When filmmakers want to debut new shooting or projection technology, of course the right project makes all the difference. Lucasfilm’s CGI advancements in the special edition “Star Wars” trilogy in the 1990’s fulfilled Lucas’ original mise-en-scène vision for the space opera, and demonstrated the potential to change footage shot long ago. James Cameron later used “Avatar” to showcase his live-action/CGI hybrid format. So it’s very peculiar why director Ang Lee picked “Gemini Man,” an otherwise generic action thriller with Will Smith as an aging assassin fighting a younger version of himself, to make a second case for the 120 fps (frames per second) High Frame Rate (HFR) camera technology he’s lauded since 2016’s “Billy Lynn’s Long Halftime Walk.”

This particular screening, in Real 3D and 120 fps, but at 2k resolution (not the 4k Lee intended), was a very different cinematic experience from a standard theatrical screening. Onscreen, the camera movement was far more fluid and apparent, but in such a jarring way that it took patience and effort to try and stay in the story, rather than letting the visual forest take away from the literary trees. This is exactly the opposite effect behind the intention of Lee’s HFR experience, which is supposed to be more immersive and believable.

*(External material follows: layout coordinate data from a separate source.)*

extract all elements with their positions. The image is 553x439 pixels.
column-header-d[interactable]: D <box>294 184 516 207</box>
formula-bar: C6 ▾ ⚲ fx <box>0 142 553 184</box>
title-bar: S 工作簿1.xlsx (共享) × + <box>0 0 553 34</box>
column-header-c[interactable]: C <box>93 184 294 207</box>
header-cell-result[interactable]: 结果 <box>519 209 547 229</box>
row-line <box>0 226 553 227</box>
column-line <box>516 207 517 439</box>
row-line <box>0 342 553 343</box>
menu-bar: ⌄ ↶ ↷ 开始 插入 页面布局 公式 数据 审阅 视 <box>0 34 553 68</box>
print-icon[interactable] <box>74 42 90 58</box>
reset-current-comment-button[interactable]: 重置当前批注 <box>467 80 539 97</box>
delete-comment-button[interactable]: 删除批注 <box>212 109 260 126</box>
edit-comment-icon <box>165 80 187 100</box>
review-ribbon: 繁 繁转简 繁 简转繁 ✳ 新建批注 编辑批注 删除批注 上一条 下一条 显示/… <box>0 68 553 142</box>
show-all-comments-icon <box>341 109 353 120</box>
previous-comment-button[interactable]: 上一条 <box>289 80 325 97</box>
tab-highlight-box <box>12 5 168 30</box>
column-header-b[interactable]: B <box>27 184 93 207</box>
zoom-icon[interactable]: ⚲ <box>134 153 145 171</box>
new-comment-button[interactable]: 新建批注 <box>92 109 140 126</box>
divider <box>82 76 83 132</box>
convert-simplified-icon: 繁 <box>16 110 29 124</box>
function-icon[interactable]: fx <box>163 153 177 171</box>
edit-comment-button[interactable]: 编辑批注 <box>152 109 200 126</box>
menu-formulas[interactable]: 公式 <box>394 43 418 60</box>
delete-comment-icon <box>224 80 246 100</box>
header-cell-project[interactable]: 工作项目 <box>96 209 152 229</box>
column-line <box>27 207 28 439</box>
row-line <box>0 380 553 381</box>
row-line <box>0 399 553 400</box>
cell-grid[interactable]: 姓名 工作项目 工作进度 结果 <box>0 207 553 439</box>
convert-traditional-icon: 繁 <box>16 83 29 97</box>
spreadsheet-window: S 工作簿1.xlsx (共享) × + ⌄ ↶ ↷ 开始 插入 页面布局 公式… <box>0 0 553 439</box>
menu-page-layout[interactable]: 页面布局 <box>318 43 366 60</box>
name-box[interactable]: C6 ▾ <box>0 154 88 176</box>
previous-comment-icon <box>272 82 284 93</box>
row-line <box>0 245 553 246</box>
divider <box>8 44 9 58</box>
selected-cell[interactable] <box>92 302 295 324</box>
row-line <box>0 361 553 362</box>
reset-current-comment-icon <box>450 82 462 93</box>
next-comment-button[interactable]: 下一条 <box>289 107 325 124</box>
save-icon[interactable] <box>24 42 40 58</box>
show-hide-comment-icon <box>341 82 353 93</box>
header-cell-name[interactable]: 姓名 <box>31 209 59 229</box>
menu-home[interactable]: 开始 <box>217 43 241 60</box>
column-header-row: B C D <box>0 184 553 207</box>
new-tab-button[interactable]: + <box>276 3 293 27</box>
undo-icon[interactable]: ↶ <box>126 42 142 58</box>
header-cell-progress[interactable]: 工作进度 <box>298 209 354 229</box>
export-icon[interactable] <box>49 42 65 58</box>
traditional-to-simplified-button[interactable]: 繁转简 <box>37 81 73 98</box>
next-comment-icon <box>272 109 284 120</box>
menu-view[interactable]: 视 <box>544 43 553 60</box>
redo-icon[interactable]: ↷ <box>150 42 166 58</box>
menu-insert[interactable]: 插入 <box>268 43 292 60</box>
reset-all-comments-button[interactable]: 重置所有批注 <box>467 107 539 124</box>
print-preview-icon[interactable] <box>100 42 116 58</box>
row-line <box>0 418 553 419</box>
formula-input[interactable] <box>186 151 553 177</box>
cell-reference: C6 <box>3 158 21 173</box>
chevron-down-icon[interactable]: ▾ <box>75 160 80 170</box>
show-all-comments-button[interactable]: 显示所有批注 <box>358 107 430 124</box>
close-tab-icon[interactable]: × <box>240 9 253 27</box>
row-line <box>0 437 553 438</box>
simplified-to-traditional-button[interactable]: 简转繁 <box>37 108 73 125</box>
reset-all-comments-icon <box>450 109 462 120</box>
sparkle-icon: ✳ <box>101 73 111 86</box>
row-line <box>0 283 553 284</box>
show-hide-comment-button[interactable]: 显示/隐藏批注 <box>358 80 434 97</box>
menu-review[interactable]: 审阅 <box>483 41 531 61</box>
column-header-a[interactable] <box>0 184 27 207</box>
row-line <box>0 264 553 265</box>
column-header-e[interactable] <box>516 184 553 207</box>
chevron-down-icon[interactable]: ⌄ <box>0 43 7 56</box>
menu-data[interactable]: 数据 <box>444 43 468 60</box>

Instead, the visual experience felt like watching an action movie shot with video cameras from a soap opera, or like watching the storyline segments of an Xbox or PS4 game without having to play it.

But was there anything about the story itself that particularly lended this script to Lee’s HFR? Not really. If the idea behind HFR is to convince viewers that they’re immersed in the film, in the same spacial dimension as the cast itself, then perhaps HFR overshoots its mark. Indeed, the visual experience is different. But the quality is not close to convincingly “real.” A few explosions and items flying towards the screen was as much the 3D technology as the hyper-real quality of HFR. Satirically, I found myself wondering if this technology would be more effective in the other direction – small, emotionally-driven character pieces and acting tours-du-force. Like “what would Glengarry Glen Ross or Brokeback Mountain look like in HFR?”

That said, if not for the talk of a new cinematic technology associated with this film, “Gemini Man” also would have come and gone in the theaters that much faster.

The story itself is familiar and forgettable: a talented but jaded covert government assassin wants out, only to discover he’s the pawn of a larger operation (“The Gemini Project”) designed to capitalize on his talents long after he’s “done.” The cast almost echoes the dubious presence of the HFR tech itself, in that the pieces are there, but something just isn’t clicking. Will Smith, Mary Elizabeth Winstead, and Benedict Wong’s performances are all well enough on their own, but the chemistry with the trio does feel forced.

Smith and Winstead’s dynamic walks the thin (but trite) line of romance burdened by danger. Thankfully, it opts to avoid cinematic convention, but it also lacks reward or payoff for investing in these two as a team. It’s more mentor-protege than May-September, although with all the other predictable storylines and non-swerves, one almost wishes that they would have followed through.

Smith and Wong are more believable, with Wong of course playing the easygoing sidekick that has all the connections, money, and armament resources to provide several international jaunts at a plot point’s notice. This spendthrift ease is almost comical, if not annoyingly convenient (think the where-did-they-get-the-money-for-that factor in any “Fast and Furious” installment).

Clive Owen, as the Machiavellian engineer behind the Gemini Project, comes across as an evil Christof (Ed Harris in The Truman Show), whose method-to-my-madness actually makes moral sense in his justification for playing DNA God.

The other marketing angle leading up to the film’s release was the idea of Will Smith vs. Will Smith, a device that we’ve seen not work for Jet Li (“The One”), Arnold Schwarzenegger (“The Sixth Day”), Michael Keaton (“Multiplicity”), and even Don Adams’ Maxwell Smart (“The Nude Bomb”). Admittedly, audiences have a reference point for a young, less jaded Will Smith, as the Fresh Prince of Bel Air (there’s no need to argue / hitmen just don’t understand), and the film’s finish ties up in a uniquely cute, if not silly, final bow. But Will Smith in one generational stretch (“The Pursuit of Happyness,” “Concussion”) has proven to be more interesting than the need for two at the same time.